Thorac Cardiovasc Surg 2017; 65(S 01): S1-S110
DOI: 10.1055/s-0037-1598683
Oral Presentations
Sunday, February 12, 2017
DGTHG: Intensive Care
Georg Thieme Verlag KG Stuttgart · New York

Novel Statistical Techniques for the Prediction of Acute Renal Injury after Cardiac Surgery Procedures: The Rise of the Machines?

E. Charitos
1   Cardiac Surgery, Universitätsklinikum Halle (Saale), Halle (Saale), Germany
,
H. Paarmann
2   Cardiac Anesthesiology, Helios Clinic Schwerin, Schwerin, Germany
,
H. Treede
1   Cardiac Surgery, Universitätsklinikum Halle (Saale), Halle (Saale), Germany
,
M. Heringlake
3   Anesthesiology, UKSH Lübeck, Lübeck, Germany
› Author Affiliations
Further Information

Publication History

Publication Date:
03 February 2017 (online)

Introduction: Machine learning techniques are being increasingly used in clinical studies for various regression and classification tasks including risk factor identification, predictive forecasting and analytics. Advantages over conventional techniques include efficient handling of high dimensional datasets, avoidance of overfitting, exploration of non-linear relationships without the need for parametric prespecification and detection of complex variable interactions. Aim of the present study was to investigate how these methods can provide insights into risk classification of the development of acute renal injury (AKI) after cardiac surgical procedures.

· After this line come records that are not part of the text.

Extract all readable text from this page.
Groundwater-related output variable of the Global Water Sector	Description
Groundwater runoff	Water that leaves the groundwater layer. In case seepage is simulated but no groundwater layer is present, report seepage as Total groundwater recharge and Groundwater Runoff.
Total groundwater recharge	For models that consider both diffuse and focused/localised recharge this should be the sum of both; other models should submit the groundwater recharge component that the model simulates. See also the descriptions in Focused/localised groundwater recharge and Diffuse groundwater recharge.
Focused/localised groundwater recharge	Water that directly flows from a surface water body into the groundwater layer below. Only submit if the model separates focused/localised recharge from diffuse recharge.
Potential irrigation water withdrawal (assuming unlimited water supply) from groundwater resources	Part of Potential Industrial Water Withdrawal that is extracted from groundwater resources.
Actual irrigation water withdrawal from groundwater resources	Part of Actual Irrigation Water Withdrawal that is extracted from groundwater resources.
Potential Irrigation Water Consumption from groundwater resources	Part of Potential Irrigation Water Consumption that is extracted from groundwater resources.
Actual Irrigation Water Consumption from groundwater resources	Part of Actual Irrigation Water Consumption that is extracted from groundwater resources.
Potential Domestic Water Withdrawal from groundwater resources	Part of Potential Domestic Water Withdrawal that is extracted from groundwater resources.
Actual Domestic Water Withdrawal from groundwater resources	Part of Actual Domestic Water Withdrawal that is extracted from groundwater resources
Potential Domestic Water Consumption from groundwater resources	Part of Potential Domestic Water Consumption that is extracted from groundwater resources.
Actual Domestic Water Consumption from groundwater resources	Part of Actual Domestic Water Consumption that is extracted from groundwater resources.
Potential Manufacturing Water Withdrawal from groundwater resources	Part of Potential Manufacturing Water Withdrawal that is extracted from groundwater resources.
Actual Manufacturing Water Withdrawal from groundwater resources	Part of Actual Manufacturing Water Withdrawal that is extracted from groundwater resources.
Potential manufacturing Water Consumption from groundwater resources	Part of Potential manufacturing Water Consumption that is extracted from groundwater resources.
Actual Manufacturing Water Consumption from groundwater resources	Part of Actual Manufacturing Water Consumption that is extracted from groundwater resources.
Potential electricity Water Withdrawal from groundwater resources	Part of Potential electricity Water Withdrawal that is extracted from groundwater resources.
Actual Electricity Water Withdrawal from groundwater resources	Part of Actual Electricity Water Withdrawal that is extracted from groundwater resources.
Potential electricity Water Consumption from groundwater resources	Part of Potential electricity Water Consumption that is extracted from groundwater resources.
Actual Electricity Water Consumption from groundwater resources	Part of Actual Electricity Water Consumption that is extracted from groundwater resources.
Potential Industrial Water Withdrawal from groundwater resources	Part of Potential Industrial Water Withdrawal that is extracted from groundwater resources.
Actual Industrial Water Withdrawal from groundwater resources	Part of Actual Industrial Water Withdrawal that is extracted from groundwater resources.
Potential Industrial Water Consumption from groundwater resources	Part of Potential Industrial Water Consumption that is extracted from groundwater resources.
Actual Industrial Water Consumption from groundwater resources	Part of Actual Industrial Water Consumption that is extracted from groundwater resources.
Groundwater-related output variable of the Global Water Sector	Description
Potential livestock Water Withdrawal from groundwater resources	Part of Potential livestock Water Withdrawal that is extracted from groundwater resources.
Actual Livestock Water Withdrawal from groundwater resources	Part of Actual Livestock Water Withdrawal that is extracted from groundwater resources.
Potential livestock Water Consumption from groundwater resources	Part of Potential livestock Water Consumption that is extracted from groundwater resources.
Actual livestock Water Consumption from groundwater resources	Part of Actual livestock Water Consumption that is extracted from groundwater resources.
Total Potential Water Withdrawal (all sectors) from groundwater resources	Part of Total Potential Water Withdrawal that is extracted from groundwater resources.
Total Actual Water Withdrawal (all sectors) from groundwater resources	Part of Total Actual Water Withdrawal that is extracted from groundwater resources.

Methods: 1.176 consecutive, elective cardiac surgical patients were included in this study. Patients with chronic kidney disease stage 5 were excluded from analyses. AKI was defined according to KDIGO - creatinine criteria. Pre-operative plasma GDF-15, NTproBNP, hsTNT, clinical outcomes, and 30-day and 1-year mortality were recorded. Feature selection was investigated using exhaustive multivariate bidirectional stepwise logistic regression, elastic net regularization (lasso & ridge) logistic regression and ensemble learning methods (random forests, RF).

Results: In terms of performance metrics, elastic net regularized logistic regression (lasso) provided superior association metrics with 0.813 accuracy, 0.956 specificity, 0.187 classification error and 0.773 AUC during k-fold cross validation. Ensemble RF techniques revealed significant non-linear effects and variable interactions: the prognostic ability of increased GDF-15 levels on the development of AKI was significantly more prominent in patients with normal preoperative creatinine levels.

Conclusions: Machine learning techniques offer a valuable toolbox for modern analyses of clinical data providing superior results and advantages over traditional techniques at the cost of perhaps a slightly less direct interpretability of the models and their results.